Si la première partie de la journée se voulait davantage informative, les questions abordées l’après-midi ont un caractère plus opératoire. De nombreuses revues sont aujourd’hui présentes sur le réseau internet. La proximité d’internet et des revues est manifeste selon André Chabin, pour qui « rien ne ressemble plus à la revue qu’internet » ; et le développement, sur cet espace, de sites-relais et de carrefours d’information en faveur des revues accentue cette proximité. Les sites Revues plurielles et Poezibao témoignent de ce rapport intime et de la richesse des outils et des contenus proposés.

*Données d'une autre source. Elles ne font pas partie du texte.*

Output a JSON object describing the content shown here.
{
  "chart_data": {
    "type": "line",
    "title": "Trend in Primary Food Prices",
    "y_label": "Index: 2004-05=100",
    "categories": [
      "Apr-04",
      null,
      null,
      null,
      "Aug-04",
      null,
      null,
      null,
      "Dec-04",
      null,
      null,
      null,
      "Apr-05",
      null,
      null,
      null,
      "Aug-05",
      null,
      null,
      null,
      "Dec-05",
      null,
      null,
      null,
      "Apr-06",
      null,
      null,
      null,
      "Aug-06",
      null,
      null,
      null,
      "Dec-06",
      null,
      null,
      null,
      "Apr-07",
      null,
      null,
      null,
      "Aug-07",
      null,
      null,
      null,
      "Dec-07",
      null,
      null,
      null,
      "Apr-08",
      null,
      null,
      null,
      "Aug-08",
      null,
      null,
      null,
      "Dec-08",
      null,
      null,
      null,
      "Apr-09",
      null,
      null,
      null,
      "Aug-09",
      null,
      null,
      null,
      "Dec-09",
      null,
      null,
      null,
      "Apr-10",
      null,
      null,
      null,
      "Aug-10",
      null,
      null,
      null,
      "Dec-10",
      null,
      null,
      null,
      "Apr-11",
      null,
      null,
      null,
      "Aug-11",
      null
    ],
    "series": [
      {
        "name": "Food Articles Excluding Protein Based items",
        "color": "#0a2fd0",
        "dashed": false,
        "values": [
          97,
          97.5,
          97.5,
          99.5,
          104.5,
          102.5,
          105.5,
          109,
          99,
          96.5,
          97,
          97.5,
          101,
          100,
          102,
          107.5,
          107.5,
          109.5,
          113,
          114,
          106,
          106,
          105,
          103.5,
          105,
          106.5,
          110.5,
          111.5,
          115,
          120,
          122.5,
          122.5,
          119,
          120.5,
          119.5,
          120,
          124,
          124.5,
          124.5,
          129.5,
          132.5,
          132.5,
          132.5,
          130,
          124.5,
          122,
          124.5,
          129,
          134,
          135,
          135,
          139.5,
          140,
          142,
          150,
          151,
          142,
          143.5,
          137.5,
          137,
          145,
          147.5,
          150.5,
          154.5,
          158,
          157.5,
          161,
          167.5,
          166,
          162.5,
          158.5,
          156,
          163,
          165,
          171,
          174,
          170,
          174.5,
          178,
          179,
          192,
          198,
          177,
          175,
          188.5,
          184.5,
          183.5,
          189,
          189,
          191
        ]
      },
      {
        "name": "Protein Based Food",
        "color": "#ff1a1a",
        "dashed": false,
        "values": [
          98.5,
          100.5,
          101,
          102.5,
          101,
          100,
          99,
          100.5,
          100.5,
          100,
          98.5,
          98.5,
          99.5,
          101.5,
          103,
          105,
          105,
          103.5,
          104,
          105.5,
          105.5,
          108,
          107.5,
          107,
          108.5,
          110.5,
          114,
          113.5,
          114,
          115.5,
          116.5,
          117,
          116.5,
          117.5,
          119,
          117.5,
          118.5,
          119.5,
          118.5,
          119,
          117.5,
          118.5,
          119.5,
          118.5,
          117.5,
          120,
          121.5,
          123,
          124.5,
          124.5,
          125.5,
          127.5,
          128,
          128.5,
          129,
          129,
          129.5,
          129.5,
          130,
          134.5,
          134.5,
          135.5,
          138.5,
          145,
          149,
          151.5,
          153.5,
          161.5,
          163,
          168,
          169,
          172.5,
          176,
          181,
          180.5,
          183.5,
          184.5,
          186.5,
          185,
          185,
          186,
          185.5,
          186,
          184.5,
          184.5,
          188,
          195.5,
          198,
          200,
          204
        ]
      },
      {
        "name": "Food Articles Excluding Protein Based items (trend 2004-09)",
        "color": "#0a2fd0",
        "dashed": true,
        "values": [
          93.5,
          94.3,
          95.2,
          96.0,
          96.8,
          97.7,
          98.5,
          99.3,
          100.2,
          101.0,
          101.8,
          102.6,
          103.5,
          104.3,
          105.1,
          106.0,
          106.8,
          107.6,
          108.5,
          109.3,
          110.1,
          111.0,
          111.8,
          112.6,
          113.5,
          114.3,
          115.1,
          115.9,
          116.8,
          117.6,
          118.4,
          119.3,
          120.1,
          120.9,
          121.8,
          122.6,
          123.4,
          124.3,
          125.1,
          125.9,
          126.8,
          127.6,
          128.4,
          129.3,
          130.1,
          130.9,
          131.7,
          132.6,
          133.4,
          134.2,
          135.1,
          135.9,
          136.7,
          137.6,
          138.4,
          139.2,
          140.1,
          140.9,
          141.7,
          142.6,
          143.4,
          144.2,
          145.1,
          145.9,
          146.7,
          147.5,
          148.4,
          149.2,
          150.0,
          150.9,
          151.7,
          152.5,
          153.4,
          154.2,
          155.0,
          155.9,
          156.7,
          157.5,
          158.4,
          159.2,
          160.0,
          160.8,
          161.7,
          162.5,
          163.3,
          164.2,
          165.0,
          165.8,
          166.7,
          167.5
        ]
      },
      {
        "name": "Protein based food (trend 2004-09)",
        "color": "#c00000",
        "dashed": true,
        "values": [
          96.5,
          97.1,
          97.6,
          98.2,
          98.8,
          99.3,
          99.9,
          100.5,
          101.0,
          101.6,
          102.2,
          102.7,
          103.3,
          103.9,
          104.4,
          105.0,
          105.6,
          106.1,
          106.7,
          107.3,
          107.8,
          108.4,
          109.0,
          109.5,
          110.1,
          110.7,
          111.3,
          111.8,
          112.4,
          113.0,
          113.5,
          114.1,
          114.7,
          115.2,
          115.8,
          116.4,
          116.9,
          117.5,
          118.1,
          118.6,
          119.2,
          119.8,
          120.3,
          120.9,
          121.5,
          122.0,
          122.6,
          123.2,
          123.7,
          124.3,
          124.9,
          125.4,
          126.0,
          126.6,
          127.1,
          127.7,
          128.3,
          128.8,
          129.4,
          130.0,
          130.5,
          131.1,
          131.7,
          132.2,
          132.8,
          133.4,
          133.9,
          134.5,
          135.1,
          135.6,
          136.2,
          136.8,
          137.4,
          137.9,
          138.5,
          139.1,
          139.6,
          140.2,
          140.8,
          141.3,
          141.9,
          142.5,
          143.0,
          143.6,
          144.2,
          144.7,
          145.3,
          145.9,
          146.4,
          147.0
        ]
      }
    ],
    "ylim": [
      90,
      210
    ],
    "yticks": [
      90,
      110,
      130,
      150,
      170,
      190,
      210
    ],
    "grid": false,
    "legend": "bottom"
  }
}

Revues plurielles  est une véritable base de données regroupant un ensemble de revues désirant bénéficier d’une meilleure visibilité sur internet. Ce site, décrit par le webmaster de l’association Ent’revues, fonctionne comme un portail documentaire. De nombreux services sont proposés à l’utilisateur : accès, à partir d’un classement thématique, à la totalité des revues du site, ainsi qu’à la consultation de textes (payante pour la plupart) ; variété des modes de recherche documentaire (par auteur, par sujet, etc.) ; valorisation des nouvelles revues dans une rubrique dédiée... La dimension délibérément documentaire de ce site en fait un précieux outil pour les publics (libraires, bibliothécaires, particuliers).

Créé en novembre 2004 par Florence Trocmé, le site Poezibao  7 propose aux utilisateurs curieux des formes poétiques modernes et contemporaines l’accès à des contenus variés : informations liées à l’actualité éditoriale dans ce domaine ; extraits de poésie en langue française ou originale (la mise en ligne est faite quotidiennement) ; fiches biobibliographiques d’auteurs ; index des auteurs (500 poètes sont présentés sur le site) ; articles de fond ; reportages, etc. Prenant plutôt la forme d’un blog, Poezibao ne se réduit pas à ces aspects documentaires mais reste bel et bien une revue littéraire par le recueil de contributions diverses et l’analyse critique des ouvrages publiés dans le champ poétique.

Les ressources disponibles sur Poezibao sont, indique Florence Trocmé, exploitables par les bibliothèques (à condition, bien entendu, de citer les sources d’information). Lors de l’échange avec la salle, elle ajouta que les expériences de découverte vivante des revues ne peuvent plus avoir lieu qu’en bibliothèque.

Des démarches originales

La dernière partie de cette journée consista, pour les acteurs de huit revues originales (Le Nouvel Attila 8, Vacarme 9, Le Tigre 10, Algérie Littérature/Action 11, Cassandre 12, La Femelle du requin 13, Split screen 14, Migrance 15), à présenter leur propre travail. Des motifs récurrents et des oppositions fécondes apparaissent au cours de ce « tour de paroles » : ainsi des rapports qu’entretiennent les revues avec le monde qui les environne, et du statut de la pratique artistique dans l’activité humaine (motifs chers à la revue Cassandre), ainsi encore de la question de la frontière – éminemment poreuse – entre les magazines et les revues (opposition analysée par les revues Le Tigre et Vacarme).

Comme le préconise Alain Massuard, directeur des collections de l’Imec (Institut mémoire de l’édition contemporaine), à qui revenait la conclusion de cette rencontre professionnelle : « On peut – et doit – lire des revues nouvelles auxquelles on ne comprend rien. » La véritable rencontre des revues, des bibliothèques et de leurs publics ne pourrait-elle se faire au sein de cet abyme ? Car le temps d’une revue pourrait bien être, comme l’a souligné Jean-Baptiste Para, « le même temps que celui de l’artiste, du romancier, du poète […] un temps qui ne s’enferme pas dans le présent, un temps qui dilate le présent ».